DEEPA RAMASWAMY
2020
The Laws of Persuasion
Discretionary Zoning, Manageability, and
the Rise of the Urban Designer
ON MARCH 22, 1982, approximately 170 protesters were arrested in the Theater District of Manhattan in New York City while demonstrating against the impending demolition of the historic Astor, Gaiety, Morosco, Bijou, and Helen Hayes Theaters.' The protesters had erected a temporary stage where famous Broadway performers such as Jose Ferrer, Celeste Holm, and Tammy Grimes read plays and gave speeches imploring Mayor Ed Koch to save the theaters. Producer and director Joseph Papp had started the Save the Theaters campaign, which financially supported the protests and ran advertisements and articles in newspapers, to promote the cause. Nevertheless, the theaters were demolished later that year and replaced by the John Portman—designed Marriott Marquis Hotel. The project attracted criticism not only for its "awkward, gangling and out of touch" design that opaquely towered over the Theater District and Times Square but also for its new fifteen-hundred-seat Marquis Theater, which was accessible only from the hotel's third floor.'
The Marriott Marquis was the product of discretionary zoning laws that had been introduced by the New York City Planning Commission and Department of City Planning under Mayor John Lindsay's leadership in 1967. With the assistance of the newly convened Urban Design Group (UDG) and the newly minted position of urban designer in city government, the city's planning commission amended existing rule-based zoning laws, which were defined by standardized percentages and distribution of land uses, air, and light, to include discretionary zoning laws. This new type of zoning could be enforced on a case-by-case basis through negotiations and bargains with individual developers, thus allowing the city government to incentivize private-sector investments in public benefits such as plazas, parks, and landmark preservation with zoning variances, floor area bonuses, and tax abatements.

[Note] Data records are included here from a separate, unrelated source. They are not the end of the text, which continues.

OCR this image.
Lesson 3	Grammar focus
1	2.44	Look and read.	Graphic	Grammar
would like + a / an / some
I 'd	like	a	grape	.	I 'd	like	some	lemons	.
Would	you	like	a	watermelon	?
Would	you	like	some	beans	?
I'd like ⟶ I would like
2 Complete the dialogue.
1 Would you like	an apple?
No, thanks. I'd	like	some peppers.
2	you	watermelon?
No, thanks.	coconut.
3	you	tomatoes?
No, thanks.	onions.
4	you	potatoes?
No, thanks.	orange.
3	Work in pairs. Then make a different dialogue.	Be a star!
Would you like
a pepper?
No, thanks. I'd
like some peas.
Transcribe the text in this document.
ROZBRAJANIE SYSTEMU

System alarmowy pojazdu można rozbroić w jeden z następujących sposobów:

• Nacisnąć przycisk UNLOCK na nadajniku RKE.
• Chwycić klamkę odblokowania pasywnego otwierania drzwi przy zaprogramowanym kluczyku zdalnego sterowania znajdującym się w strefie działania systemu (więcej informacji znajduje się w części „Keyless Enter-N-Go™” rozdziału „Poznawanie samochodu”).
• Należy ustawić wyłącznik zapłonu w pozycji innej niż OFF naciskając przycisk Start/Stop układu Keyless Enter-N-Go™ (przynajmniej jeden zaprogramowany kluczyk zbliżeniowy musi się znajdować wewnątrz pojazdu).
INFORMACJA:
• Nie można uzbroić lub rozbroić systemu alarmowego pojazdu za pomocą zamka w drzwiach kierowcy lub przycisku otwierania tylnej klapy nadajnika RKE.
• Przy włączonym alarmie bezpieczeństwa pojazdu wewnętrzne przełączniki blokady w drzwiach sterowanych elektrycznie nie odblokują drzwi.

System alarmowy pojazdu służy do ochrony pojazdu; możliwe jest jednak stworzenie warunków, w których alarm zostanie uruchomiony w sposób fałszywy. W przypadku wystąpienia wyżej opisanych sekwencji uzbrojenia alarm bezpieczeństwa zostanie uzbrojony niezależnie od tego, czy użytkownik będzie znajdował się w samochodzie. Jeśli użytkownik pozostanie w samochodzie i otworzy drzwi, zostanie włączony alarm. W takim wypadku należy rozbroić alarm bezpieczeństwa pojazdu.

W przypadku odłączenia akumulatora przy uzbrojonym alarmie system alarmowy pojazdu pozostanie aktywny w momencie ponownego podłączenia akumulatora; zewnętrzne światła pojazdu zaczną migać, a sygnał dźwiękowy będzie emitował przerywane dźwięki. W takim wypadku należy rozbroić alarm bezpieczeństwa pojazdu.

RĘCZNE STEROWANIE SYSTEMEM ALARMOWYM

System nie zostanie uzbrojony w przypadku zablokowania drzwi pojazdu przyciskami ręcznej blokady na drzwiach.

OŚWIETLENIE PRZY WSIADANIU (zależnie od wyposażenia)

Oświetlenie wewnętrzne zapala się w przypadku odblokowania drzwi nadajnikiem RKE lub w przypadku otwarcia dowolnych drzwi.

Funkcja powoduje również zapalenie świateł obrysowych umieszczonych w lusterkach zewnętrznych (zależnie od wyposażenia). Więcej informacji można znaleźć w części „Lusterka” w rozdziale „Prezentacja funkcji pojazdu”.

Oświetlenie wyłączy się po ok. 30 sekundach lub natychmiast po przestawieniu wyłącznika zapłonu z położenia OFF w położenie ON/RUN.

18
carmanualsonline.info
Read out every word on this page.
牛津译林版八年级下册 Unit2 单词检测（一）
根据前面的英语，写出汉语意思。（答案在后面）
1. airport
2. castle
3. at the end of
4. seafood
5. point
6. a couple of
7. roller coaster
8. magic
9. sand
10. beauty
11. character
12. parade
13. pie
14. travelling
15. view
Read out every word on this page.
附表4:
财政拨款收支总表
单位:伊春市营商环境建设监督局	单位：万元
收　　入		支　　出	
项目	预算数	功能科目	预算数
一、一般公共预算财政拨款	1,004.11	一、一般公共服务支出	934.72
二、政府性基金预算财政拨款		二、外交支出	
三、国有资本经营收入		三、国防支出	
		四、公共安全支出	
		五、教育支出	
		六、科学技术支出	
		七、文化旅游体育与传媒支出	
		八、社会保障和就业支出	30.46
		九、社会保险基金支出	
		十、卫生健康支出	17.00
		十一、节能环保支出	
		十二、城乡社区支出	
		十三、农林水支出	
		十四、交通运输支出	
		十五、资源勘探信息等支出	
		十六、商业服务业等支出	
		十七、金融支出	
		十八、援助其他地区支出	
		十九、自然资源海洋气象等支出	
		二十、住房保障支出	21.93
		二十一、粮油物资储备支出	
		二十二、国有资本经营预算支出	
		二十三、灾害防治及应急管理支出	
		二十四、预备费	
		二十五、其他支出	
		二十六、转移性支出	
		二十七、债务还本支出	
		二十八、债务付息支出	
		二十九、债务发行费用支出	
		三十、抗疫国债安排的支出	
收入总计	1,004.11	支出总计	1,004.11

The planning commission also designated special zoning districts, which were areas with unique regulatory environments designed specifically for economic and land-use control. The first of these special zoning districts was the Special Theater District, which was established in 1968 and covered the area from Fortieth to Fifty-Seventh Streets and from Eighth Avenue to the Avenue of the Americas in midtown Manhattan. Discretionary zoning in the district allowed developers to demolish existing theaters, provided the development projects included new theaters to be built in place of the old ones. A 20 percent floor space bonus further incentivized developers to incorporate theaters into new construction. In his plan for the Marriott Marquis, Portman took advantage of these new regulations in the district and proposed demolishing five old theaters (plate 23).